You’ve seen the TV shows, read a few blogs and watched some videos on YouTube. This house flipping stuff seems like a no brainer! While it’s undeniable that fixing and flipping a home can result in huge profits in a short time, it takes a lot of knowledge and hard work for it to really pay off.
Along the way, there are many things that can go wrong, meaning that even the most successful flippers misstep now and then. For newbies, a little knowledge can be a dangerous thing, and without thorough research, planning, and budgeting, a number of mistakes can totally ruin a house flip. Here are 7 of the most common mistakes to avoid!
Not Knowing Your Numbers
One key skill in successful house flipping is to have a firm grasp of how much everything is going to cost. When we say everything, we mean every little expense along the way. You need to know how much your building permits will cost, as well as things like labor and materials, and that’s just to budget for the actual renovation work.
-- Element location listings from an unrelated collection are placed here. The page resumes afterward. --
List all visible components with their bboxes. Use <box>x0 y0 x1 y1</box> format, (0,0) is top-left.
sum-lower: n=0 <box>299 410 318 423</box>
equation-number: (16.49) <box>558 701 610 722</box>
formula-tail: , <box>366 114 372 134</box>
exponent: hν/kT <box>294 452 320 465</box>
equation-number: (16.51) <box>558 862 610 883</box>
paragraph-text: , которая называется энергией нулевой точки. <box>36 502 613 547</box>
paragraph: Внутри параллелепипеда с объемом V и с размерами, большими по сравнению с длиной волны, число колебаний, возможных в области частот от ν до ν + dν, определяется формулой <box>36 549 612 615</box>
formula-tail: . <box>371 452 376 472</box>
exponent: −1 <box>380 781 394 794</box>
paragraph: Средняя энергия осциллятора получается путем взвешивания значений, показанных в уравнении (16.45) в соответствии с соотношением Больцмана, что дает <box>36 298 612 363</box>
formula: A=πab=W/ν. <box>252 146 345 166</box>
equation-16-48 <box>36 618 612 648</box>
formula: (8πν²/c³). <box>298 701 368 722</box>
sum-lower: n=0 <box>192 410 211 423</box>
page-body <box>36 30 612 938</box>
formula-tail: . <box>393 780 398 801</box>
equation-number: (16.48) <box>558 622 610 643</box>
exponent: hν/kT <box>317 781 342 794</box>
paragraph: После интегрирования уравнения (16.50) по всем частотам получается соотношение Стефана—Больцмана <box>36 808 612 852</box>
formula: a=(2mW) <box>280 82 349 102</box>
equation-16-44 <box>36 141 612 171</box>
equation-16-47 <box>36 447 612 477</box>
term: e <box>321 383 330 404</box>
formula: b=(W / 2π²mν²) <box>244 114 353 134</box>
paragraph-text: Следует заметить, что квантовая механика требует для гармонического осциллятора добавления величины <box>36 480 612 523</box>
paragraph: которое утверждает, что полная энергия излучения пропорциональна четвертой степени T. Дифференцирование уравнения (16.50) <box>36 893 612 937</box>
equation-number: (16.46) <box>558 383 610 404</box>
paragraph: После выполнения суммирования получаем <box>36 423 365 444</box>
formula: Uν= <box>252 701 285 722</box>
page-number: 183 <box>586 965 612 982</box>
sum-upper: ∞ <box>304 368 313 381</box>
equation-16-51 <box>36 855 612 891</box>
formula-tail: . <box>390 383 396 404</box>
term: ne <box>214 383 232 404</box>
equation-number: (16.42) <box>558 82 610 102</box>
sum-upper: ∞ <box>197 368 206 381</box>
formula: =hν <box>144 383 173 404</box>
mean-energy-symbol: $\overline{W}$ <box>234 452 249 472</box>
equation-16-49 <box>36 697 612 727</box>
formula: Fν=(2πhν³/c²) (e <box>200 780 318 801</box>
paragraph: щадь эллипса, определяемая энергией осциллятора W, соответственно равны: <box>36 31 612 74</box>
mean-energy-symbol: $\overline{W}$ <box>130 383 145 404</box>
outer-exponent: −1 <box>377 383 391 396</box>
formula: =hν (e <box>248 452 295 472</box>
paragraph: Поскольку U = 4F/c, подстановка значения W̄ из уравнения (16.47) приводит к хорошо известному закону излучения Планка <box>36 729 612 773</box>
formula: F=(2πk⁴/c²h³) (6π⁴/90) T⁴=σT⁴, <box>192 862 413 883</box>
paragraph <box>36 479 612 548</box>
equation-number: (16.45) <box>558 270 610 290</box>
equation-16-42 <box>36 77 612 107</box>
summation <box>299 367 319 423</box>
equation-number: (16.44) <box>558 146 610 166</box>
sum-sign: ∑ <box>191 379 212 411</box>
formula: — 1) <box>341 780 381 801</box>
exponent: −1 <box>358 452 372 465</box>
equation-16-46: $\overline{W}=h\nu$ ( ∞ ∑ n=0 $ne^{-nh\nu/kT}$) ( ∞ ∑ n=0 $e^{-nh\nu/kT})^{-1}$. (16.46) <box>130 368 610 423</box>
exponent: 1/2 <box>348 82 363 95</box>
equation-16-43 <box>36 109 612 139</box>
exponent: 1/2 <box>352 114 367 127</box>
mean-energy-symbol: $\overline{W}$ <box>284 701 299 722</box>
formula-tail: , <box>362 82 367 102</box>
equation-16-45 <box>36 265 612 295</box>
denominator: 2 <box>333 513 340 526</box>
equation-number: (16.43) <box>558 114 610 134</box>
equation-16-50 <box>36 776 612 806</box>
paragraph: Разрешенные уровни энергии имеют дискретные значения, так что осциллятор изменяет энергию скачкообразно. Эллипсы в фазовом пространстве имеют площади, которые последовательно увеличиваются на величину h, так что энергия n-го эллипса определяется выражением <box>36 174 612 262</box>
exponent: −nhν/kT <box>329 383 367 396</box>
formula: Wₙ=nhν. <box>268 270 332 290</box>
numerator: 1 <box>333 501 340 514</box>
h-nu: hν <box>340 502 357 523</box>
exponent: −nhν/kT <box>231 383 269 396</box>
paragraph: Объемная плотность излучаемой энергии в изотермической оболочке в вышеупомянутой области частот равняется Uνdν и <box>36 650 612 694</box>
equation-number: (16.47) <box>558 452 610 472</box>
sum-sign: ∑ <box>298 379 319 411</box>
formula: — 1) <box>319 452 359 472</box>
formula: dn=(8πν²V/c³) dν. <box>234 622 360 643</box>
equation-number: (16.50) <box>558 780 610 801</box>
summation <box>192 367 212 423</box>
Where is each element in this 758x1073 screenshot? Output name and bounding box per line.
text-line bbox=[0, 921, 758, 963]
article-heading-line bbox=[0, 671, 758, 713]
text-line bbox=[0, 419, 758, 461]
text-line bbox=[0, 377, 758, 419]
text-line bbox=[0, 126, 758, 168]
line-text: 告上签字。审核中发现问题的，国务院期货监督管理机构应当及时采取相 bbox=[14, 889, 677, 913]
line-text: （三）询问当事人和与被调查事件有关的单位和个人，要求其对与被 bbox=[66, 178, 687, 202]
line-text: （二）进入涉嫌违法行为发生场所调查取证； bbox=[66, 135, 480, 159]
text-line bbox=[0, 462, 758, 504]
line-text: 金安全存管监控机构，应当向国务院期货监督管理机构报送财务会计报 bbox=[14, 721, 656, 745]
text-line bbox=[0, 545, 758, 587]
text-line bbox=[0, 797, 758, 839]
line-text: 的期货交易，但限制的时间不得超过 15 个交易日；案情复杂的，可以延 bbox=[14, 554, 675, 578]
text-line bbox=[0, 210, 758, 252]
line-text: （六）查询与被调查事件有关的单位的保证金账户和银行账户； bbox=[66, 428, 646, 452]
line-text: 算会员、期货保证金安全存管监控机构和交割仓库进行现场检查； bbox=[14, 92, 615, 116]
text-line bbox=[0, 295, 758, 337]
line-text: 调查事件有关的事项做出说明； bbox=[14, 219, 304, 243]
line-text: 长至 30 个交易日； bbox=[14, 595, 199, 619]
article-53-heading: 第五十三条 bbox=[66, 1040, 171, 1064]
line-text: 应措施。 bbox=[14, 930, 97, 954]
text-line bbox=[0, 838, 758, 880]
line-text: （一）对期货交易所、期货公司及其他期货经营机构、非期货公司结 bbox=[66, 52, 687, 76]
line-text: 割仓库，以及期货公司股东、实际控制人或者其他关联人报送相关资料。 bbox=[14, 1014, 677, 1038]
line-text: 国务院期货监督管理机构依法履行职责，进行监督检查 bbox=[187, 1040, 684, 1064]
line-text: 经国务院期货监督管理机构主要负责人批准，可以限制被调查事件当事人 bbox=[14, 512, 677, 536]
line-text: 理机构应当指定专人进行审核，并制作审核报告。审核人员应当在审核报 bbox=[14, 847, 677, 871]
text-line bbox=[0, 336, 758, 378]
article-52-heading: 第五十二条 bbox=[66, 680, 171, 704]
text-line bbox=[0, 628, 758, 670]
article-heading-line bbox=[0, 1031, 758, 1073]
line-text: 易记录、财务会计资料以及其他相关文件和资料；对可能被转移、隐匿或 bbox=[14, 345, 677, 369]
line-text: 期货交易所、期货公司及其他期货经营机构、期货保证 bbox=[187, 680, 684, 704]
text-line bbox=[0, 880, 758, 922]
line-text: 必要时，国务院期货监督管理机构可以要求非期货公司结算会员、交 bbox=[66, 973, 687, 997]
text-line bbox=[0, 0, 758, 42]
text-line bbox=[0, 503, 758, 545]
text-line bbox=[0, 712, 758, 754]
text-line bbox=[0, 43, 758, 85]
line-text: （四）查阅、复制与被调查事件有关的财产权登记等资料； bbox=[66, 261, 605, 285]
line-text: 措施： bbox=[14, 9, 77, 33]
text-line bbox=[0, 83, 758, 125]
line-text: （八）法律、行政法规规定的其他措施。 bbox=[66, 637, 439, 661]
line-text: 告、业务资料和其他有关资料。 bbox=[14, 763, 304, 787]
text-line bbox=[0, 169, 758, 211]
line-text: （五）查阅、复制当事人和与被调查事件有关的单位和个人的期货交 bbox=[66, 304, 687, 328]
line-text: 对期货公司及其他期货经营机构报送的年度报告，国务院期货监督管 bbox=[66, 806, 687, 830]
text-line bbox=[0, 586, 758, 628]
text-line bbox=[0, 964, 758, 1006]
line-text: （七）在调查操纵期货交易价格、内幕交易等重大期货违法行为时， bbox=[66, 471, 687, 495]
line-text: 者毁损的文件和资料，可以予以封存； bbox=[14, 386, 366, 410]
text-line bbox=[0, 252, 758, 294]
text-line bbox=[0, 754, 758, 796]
Additionally, you’ll need to be on top of closing costs, commissions, taxes, insurance, and a great many other hidden fees. Without this knowledge, you can’t possibly make an accurate budget and are bound to run into unexpected costs, which can quickly eat up your profit margin. One bonus tip here, make a watertight budget and add 20% to cover your back.
Not Making a Plan
You’ll also need a solid plan, based on market research and an airtight budget. For example, knowing how holding costs can impact your profit gives you a good idea of how long you need to complete the project and sell the house for it to be worthwhile. You can then plan the renovations in such a way that you know you’ll be finished in time to go to market and gain larger profits. Build up good working relationships with contractors and other real estate professionals to ensure you’re all on the same page.
Not Understanding the Market
By not carrying out important market research, you’re walking into a minefield of potential mistakes. Everything from the location you choose to the level of renovations you make depends on a thorough understanding of the local market. You need to know who is likely to buy your flipped house, and what they will expect to pay for a house in the neighborhood you’ve chosen. If you don’t know these figures, you can easily price your home out of the market, making it almost impossible to sell, no matter how nice it is.
Borrowing Too Much
Most flips are done without going down the traditional lender route and taking out a mortgage. Instead, most flippers seek the services of specialized hard money lenders, who have more flexible programs suited to a quick buy and sell. Taking on a flipping project means you’re going to need cash for the down payment, or even to buy the property outright, as well as building materials and labor. The last thing you want to do is max out your credit cards on these expenses and hope for a quick sale. If things are delayed and your bills come rolling in, you can quickly find yourself in financial difficulty.
Trying to do Everything Yourself
An experienced house flipper needs a wide selection of specialist skills. They’ll need to be on top of the local real estate market, understand the local regulations and building codes, and have a sound to expert understanding of various trades. That’s a broad spectrum of skills to learn, and if you’re new to the game, it’s certainly overwhelming. However, you don’t have to go it alone, and you really shouldn’t.
If you’re not comfortable with any of the renovation work, you should call in a professional. Likewise, a professional home inspector will almost certainly spot things you can’t, and a qualified realtor will have a much better understanding of both general and local markets and trends. Trying to do it all soon becomes overwhelming, exhausting, and is a shortcut to burning out.
Not Inspecting the House
Nowadays, it’s easy to browse a huge array of homes online. Indeed, you can even buy a home without stepping foot in it. But just because you can doesn’t mean you should. Going into a project blind means you cannot make a proper plan and you can’t possibly hope to budget for it properly. You simply have to rely on luck and hope that things aren’t too bad.
It’s worth hiring a home inspector to go over the place to check for things that you might not have a good understanding of. A thorough home inspection can reveal the small giveaways that point to larger problems. Without going over the home in this way, you could walk in to find the property is infested with mold, or worse, has shoddy foundations, or insufferable damp, among other problems that are expensive and time-consuming to fix.
Undertaking a Huge Renovation
It’s wise to avoid undertaking a huge renovation project at the beginning of your fledgling house flipping career. Indeed, even most pros tend to avoid properties that are too badly damaged, preferring homes that need just quick and easy, mostly cosmetic repairs. Major structural work takes time to complete and costs a lot of money. Rewiring, replacing the roof, repairing the foundations and removing major damp and mold issues are all big no-nos and can lead to your project becoming a money pit.